Ağustos 26, 2012

Ekrem transferinin ardından...


Geçen sezon orta sahada sadece Ersin ve Cabir'in eline (daha doğrusu ayağına) bakıyorduk bu sene o yönden daha iyi konuma gelineceği aşikar. Muhammed Emin, Oktay Gümüş, Cabir ve Ekrem'in o bölgedeki rekabeti hem başarıyı getirir hem de lig ve Türkiye Kupası için iyi bir dönüşümlü kadro şansını verir hocaya. Ancak bir de öteki boyutu var işin; tam verimli zamanında ve tam kendini göstereceği lig olan Üçüncü Lig'de bu sezon Muhammed Emin Bayoğlu'nun az forma şansı bulması hiç iyi olmayacak. Bir de Muhammet Fettahoğlu vardı, bu ne iş yapacak? Takımdan gönderilmesi gereken birkaç yeni transfer var diye düşünüyorum.. Muhammet Fettahoğlu ve Turan Ekici olabilir bunlar.

Defans kuvvetli, orta saha da çok üretken olacak gibi görünüyor, Taşkın Güngör'ün arzusu bu yönde gibi..

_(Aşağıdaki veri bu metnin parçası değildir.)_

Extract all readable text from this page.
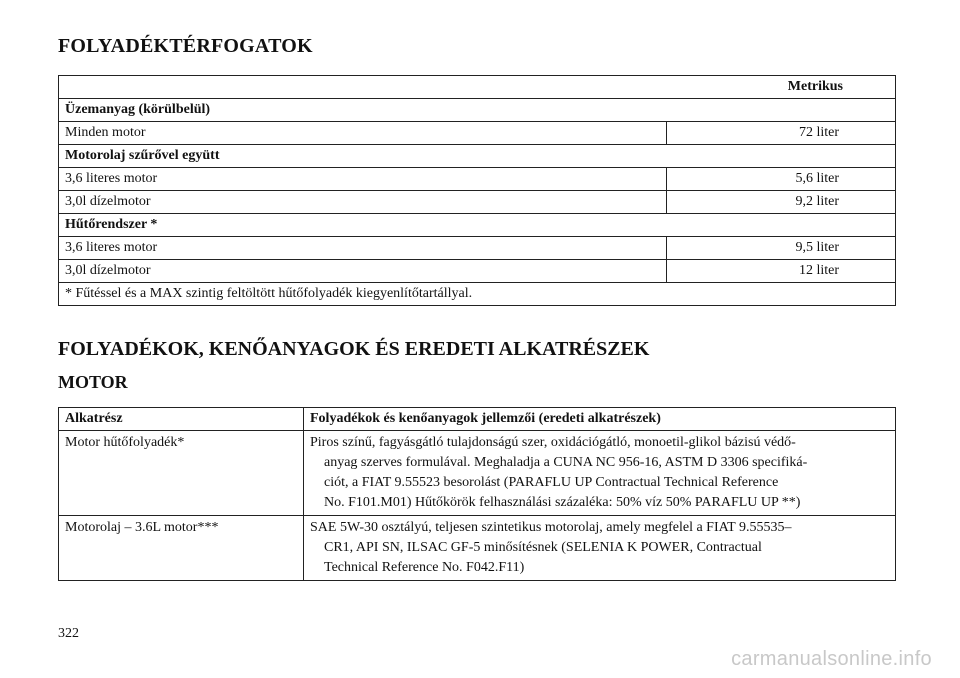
FOLYADÉKTÉRFOGATOK
Metrikus	
Üzemanyag (körülbelül)	
Minden motor	72 liter
Motorolaj szűrővel együtt	
3,6 literes motor	5,6 liter
3,0l dízelmotor	9,2 liter
Hűtőrendszer *	
3,6 literes motor	9,5 liter
3,0l dízelmotor	12 liter
* Fűtéssel és a MAX szintig feltöltött hűtőfolyadék kiegyenlítőtartállyal.	
FOLYADÉKOK, KENŐANYAGOK ÉS EREDETI ALKATRÉSZEK
MOTOR
Alkatrész	Folyadékok és kenőanyagok jellemzői (eredeti alkatrészek)
Motor hűtőfolyadék*	Piros színű, fagyásgátló tulajdonságú szer, oxidációgátló, monoetil-glikol bázisú védő-
anyag szerves formulával. Meghaladja a CUNA NC 956-16, ASTM D 3306 specifiká-
ciót, a FIAT 9.55523 besorolást (PARAFLU UP Contractual Technical Reference
No. F101.M01) Hűtőkörök felhasználási százaléka: 50% víz 50% PARAFLU UP **)

Motorolaj – 3.6L motor***	SAE 5W-30 osztályú, teljesen szintetikus motorolaj, amely megfelel a FIAT 9.55535–
CR1, API SN, ILSAC GF-5 minősítésnek (SELENIA K POWER, Contractual
Technical Reference No. F042.F11)
322
carmanualsonline.info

Ayrıca geçen sezona nazaran bu sezon daha genç ama daha tecrübeli bir takım oluşturuldu. Geçen sezonun başında 28 yaşındaki Emre Çelik'in 39, 24 yaşındaki Ferhat Yayla'nın 14, 24 yaşındaki Murat Şahin'in 19, 27 yaşındaki Halil İbrahim Odacı'nın 31, 23 yaşındaki Volkan Serim'in 21 (...) maçlık profesyonel kariyeri varken bunlarla lige başlandığı düşünülürse, bu sezonki yeni transferlerimizden 22-23 yaşında olmalarına rağmen neredeyse 100 maçlık tecrübesi olan futbolcular var, Ekrem Sütçü de bunlardan birisi.. Ayrıca Ekrem'in Doğu'nun "iklimine" alışık olması da hoş bir avantaj.

Yaş olarak tecrübeli olup kontenjan dolduracağına kariyer olarak tecrübeli ve Üçüncü Lig'i bilen genç  futbolcuların takıma kazandırılması daha mantıklı gibi geliyor bana.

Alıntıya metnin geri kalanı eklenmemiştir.